Storm on track to hit Connecticut

With the latest forecasts showing Hurricane Irene on a path toward New England, Gov. Dannel P. Malloy urged Connecticut residents to begin preparing today for high winds and torrential rains that could leave swaths of the state without power, beginning Sunday.

“To put it as delicately as we can, we take this threat very very seriously. We believe that the time to prepare…is now,” Malloy said. “I think all of our citizens should take this very seriously. We do.”

As of midday, the National Weather Service expected Irene to cross the Connecticut coast near Stamford on Sunday afternoon as a Category 1 hurricane, meaning winds between 74 and 95 mph, according to Peter Boynton, the deputy commissioner of Emergency Services and Public Protection.

He cautioned in a conference call with reporters that this forecast will likely change, however, and winds might fall to tropical storm force, or below 74 mph.

“This variability is part of the reality of a hurricane,” he said.

Boynton said he was advising Connecticut residents to prepare for Hurricane Irene by taking three steps: “Get a kit, make a plan, stay informed.”

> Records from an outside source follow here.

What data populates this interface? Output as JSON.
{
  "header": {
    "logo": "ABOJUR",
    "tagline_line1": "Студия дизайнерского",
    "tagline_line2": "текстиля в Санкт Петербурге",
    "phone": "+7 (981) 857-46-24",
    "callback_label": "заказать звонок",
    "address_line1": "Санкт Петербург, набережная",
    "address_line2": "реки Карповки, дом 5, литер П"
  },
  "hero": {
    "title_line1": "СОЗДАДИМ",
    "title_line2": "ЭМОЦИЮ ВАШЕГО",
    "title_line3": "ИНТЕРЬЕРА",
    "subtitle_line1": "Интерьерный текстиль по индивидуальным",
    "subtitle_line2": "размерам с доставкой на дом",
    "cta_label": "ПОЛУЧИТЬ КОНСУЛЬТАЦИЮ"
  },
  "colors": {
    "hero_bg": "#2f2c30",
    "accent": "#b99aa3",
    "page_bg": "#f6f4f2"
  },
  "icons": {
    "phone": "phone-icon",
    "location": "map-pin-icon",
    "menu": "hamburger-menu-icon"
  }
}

A hurricane a kit should include water, non-perishable food for at least three days, cash, and any prescriptions. Cars should be fueled, he said.

He said anyone living in low-lying areas near rivers and streams or in coastal areas should plan for possible evacuation by locating another place to go through family or friends or by identifying their local municipal shelter.

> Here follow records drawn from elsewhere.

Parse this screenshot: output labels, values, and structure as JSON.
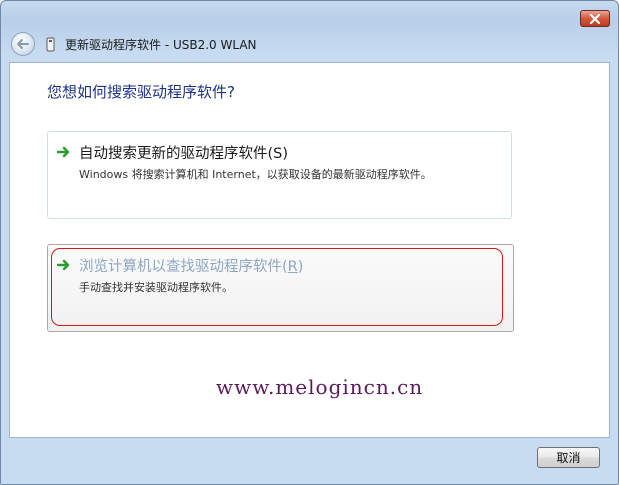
{
  "window": {
    "title": "更新驱动程序软件 - USB2.0 WLAN",
    "close_icon": "close-icon",
    "back_icon": "back-arrow-icon",
    "title_icon": "device-icon"
  },
  "content": {
    "question": "您想如何搜索驱动程序软件?",
    "options": [
      {
        "icon": "green-arrow-icon",
        "title": "自动搜索更新的驱动程序软件(S)",
        "description": "Windows 将搜索计算机和 Internet，以获取设备的最新驱动程序软件。"
      },
      {
        "icon": "green-arrow-icon",
        "title_main": "浏览计算机以查找驱动程序软件(",
        "title_key": "R",
        "title_end": ")",
        "description": "手动查找并安装驱动程序软件。",
        "highlight_color": "#d01a1a"
      }
    ],
    "watermark": "www.melogincn.cn"
  },
  "footer": {
    "cancel_label": "取消"
  },
  "colors": {
    "accent_heading": "#1e3287",
    "arrow_green": "#2e9a2e",
    "frame": "#c8dcf1"
  }
}
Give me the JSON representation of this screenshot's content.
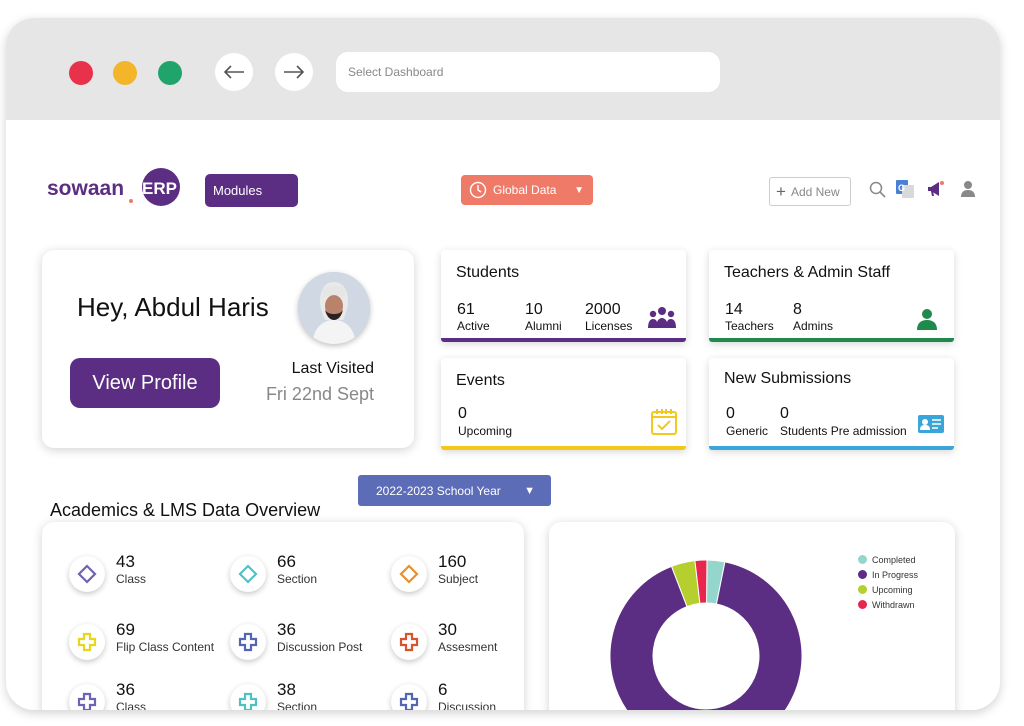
{
  "browser": {
    "url_placeholder": "Select Dashboard"
  },
  "header": {
    "logo_text": "sowaanERP",
    "modules_label": "Modules",
    "global_label": "Global Data",
    "add_new_label": "Add New"
  },
  "welcome": {
    "greeting": "Hey, Abdul Haris",
    "view_profile_label": "View Profile",
    "last_visited_label": "Last Visited",
    "last_visited_date": "Fri 22nd Sept"
  },
  "students": {
    "title": "Students",
    "stats": [
      {
        "value": "61",
        "label": "Active"
      },
      {
        "value": "10",
        "label": "Alumni"
      },
      {
        "value": "2000",
        "label": "Licenses"
      }
    ]
  },
  "staff": {
    "title": "Teachers & Admin Staff",
    "stats": [
      {
        "value": "14",
        "label": "Teachers"
      },
      {
        "value": "8",
        "label": "Admins"
      }
    ]
  },
  "events": {
    "title": "Events",
    "stats": [
      {
        "value": "0",
        "label": "Upcoming"
      }
    ]
  },
  "submissions": {
    "title": "New Submissions",
    "stats": [
      {
        "value": "0",
        "label": "Generic"
      },
      {
        "value": "0",
        "label": "Students Pre admission"
      }
    ]
  },
  "academics": {
    "title": "Academics & LMS Data Overview",
    "year_label": "2022-2023 School Year",
    "items": [
      {
        "value": "43",
        "label": "Class"
      },
      {
        "value": "66",
        "label": "Section"
      },
      {
        "value": "160",
        "label": "Subject"
      },
      {
        "value": "69",
        "label": "Flip Class Content"
      },
      {
        "value": "36",
        "label": "Discussion Post"
      },
      {
        "value": "30",
        "label": "Assesment"
      },
      {
        "value": "36",
        "label": "Class"
      },
      {
        "value": "38",
        "label": "Section"
      },
      {
        "value": "6",
        "label": "Discussion"
      }
    ]
  },
  "chart_data": {
    "type": "pie",
    "categories": [
      "Completed",
      "In Progress",
      "Upcoming",
      "Withdrawn"
    ],
    "values": [
      3,
      91,
      4,
      2
    ],
    "colors": [
      "#95d6cc",
      "#5b2d83",
      "#b5cf2e",
      "#e8254d"
    ]
  },
  "colors": {
    "brand_purple": "#5b2d83",
    "students_bar": "#5b2d83",
    "staff_bar": "#1f8a4c",
    "events_bar": "#f2c81b",
    "submissions_bar": "#3aa5d8",
    "global_btn": "#ef7a68",
    "year_btn": "#5c6cb6"
  }
}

“If evacuation is necessary and advised, you need to heed advice,” Boynton said. “When you might need help the most, the first responders will probably have to take shelter themselves.”

Coastal towns also have surge maps indicating which towns prove most vulnerable to storm surges and possible flooding. Boynton stressed that no decisions about evacuation have been made and if evacuation proves necessary, it will not be on the scale of evacuating the entire state.

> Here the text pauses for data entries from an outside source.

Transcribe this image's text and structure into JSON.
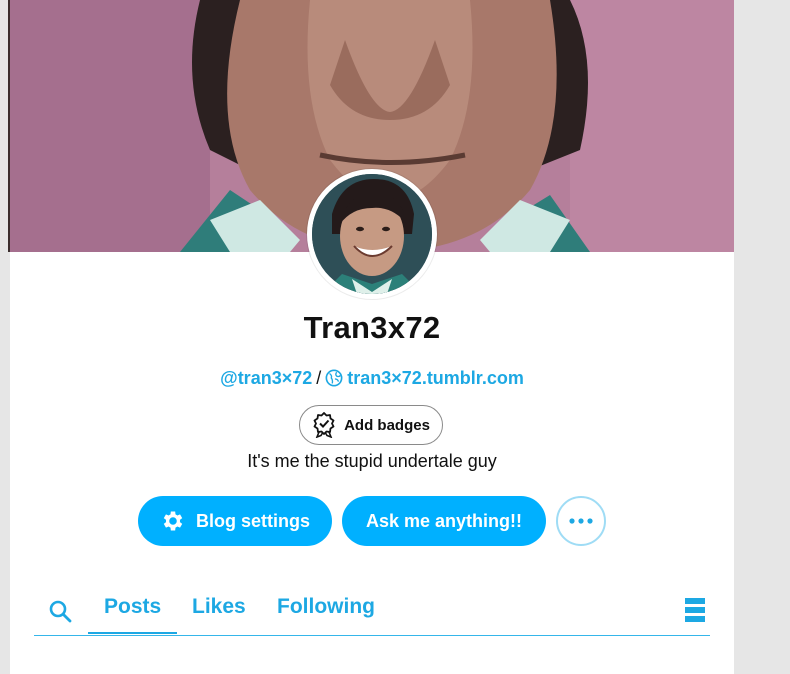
{
  "blog": {
    "title": "Tran3x72",
    "username": "@tran3×72",
    "separator": "/",
    "url": "tran3×72.tumblr.com",
    "description": "It's me the stupid undertale guy"
  },
  "badges": {
    "add_label": "Add badges"
  },
  "actions": {
    "blog_settings_label": "Blog settings",
    "ask_label": "Ask me anything!!"
  },
  "tabs": [
    {
      "label": "Posts",
      "active": true
    },
    {
      "label": "Likes"
    },
    {
      "label": "Following"
    }
  ],
  "colors": {
    "accent": "#00b0ff",
    "link": "#1da8e3",
    "header_bg": "#b27b97",
    "page_bg": "#e6e6e6"
  },
  "icons": {
    "settings": "gear-icon",
    "more": "ellipsis-icon",
    "search": "search-icon",
    "layout": "layout-icon",
    "badge": "badge-icon",
    "globe": "globe-icon"
  }
}
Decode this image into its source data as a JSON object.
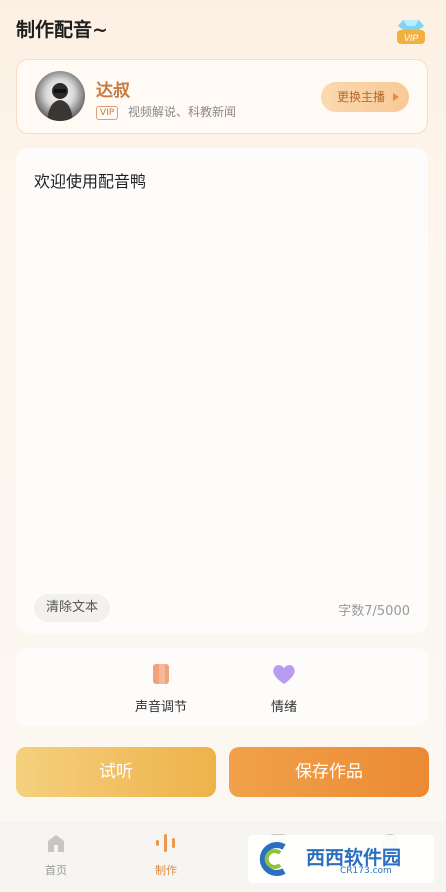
{
  "header": {
    "title": "制作配音~",
    "vip_icon": "diamond-vip-icon",
    "vip_text": "VIP"
  },
  "anchor": {
    "name": "达叔",
    "vip_badge": "VIP",
    "description": "视频解说、科教新闻",
    "switch_label": "更换主播"
  },
  "editor": {
    "text": "欢迎使用配音鸭",
    "clear_label": "清除文本",
    "char_count": "字数7/5000"
  },
  "tools": [
    {
      "label": "声音调节",
      "icon": "voice-adjust-icon",
      "color": "#f2a27c"
    },
    {
      "label": "情绪",
      "icon": "heart-icon",
      "color": "#b79cf2"
    }
  ],
  "actions": {
    "listen_label": "试听",
    "save_label": "保存作品"
  },
  "tabbar": [
    {
      "label": "首页",
      "icon": "home-icon"
    },
    {
      "label": "制作",
      "icon": "waveform-icon",
      "active": true
    },
    {
      "label": "",
      "icon": "works-icon"
    },
    {
      "label": "",
      "icon": "profile-icon"
    }
  ],
  "watermark": {
    "text": "西西软件园",
    "sub": "CR173.com"
  },
  "colors": {
    "accent": "#eb8a34",
    "brand_text": "#c77a3f"
  }
}
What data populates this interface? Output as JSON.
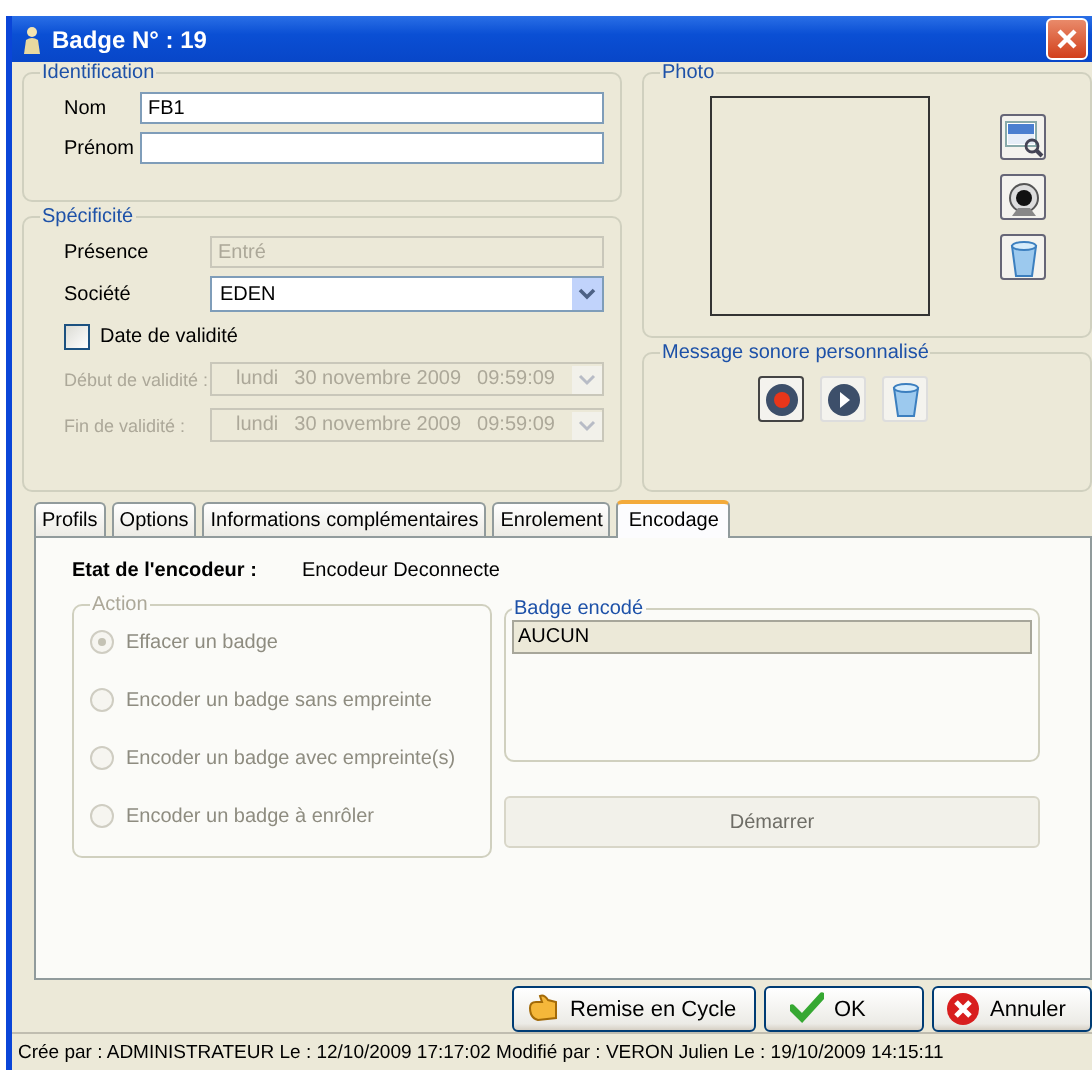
{
  "window": {
    "title": "Badge N° : 19"
  },
  "identification": {
    "title": "Identification",
    "fields": [
      {
        "label": "Nom",
        "value": "FB1"
      },
      {
        "label": "Prénom"
      }
    ]
  },
  "specificite": {
    "title": "Spécificité",
    "presence": {
      "label": "Présence",
      "value": "Entré",
      "disabled": true
    },
    "societe": {
      "label": "Société",
      "value": "EDEN",
      "disabled": false
    },
    "validity_checkbox": {
      "label": "Date de validité",
      "checked": false
    },
    "dates": [
      {
        "label": "Début de validité :",
        "day": "lundi",
        "date": "30 novembre 2009",
        "time": "09:59:09",
        "disabled": true
      },
      {
        "label": "Fin de validité :",
        "day": "lundi",
        "date": "30 novembre 2009",
        "time": "09:59:09",
        "disabled": true
      }
    ]
  },
  "photo": {
    "title": "Photo"
  },
  "sound_message": {
    "title": "Message sonore personnalisé"
  },
  "tabs": [
    {
      "label": "Profils",
      "selected": false
    },
    {
      "label": "Options",
      "selected": false
    },
    {
      "label": "Informations complémentaires",
      "selected": false
    },
    {
      "label": "Enrolement",
      "selected": false
    },
    {
      "label": "Encodage",
      "selected": true
    }
  ],
  "encoder_state": {
    "label": "Etat de l'encodeur :",
    "value": "Encodeur Deconnecte"
  },
  "action": {
    "title": "Action",
    "disabled": true,
    "options": [
      {
        "label": "Effacer un badge",
        "selected": true
      },
      {
        "label": "Encoder un badge sans empreinte",
        "selected": false
      },
      {
        "label": "Encoder un badge avec empreinte(s)",
        "selected": false
      },
      {
        "label": "Encoder un badge à enrôler",
        "selected": false
      }
    ]
  },
  "badge_encoded": {
    "title": "Badge encodé",
    "value": "AUCUN"
  },
  "start_button": {
    "label": "Démarrer",
    "disabled": true
  },
  "buttons": [
    {
      "kind": "cycle",
      "label": "Remise en Cycle"
    },
    {
      "kind": "ok",
      "label": "OK"
    },
    {
      "kind": "cancel",
      "label": "Annuler"
    }
  ],
  "status_bar": "Crée par : ADMINISTRATEUR  Le : 12/10/2009 17:17:02  Modifié par : VERON Julien Le : 19/10/2009 14:15:11"
}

“People who live in low lying areas around rivers and streams that have the potential to flood should be especially cautious,” he said. “Evacuation, if necessary, would be relatively localized.”

The National Weather Service predicts hurricane force winds to cover 75 percent of the state and a total of 6 to 10 inches of rain, with a possibility of more in some areas. Again, Boynton said these figures are subject to change and that Connecticut residents keep updated through media.

“It’s all going to vary depending on the track, size and strength of the storm,” he said.

Boynton said state agencies are working closely together in preparation to provide emergency services while keeping in touch with the Federal Emergency Management Agency  and the American Red Cross. He also said Connecticut utility companies will provide additional crews on standby to help first clear roads and then work on power restoration.

Department of Energy and Environmental Protection Commissioner Daniel Esty is also working on a state park closure plan, Boynton said.

Individuals with an emergency this weekend should call 911. Anyone looking for emergency preparation information can contact their municipal emergency services or call 211 for general information.

Malloy will conduct an updated briefing for the media at 6 p.m.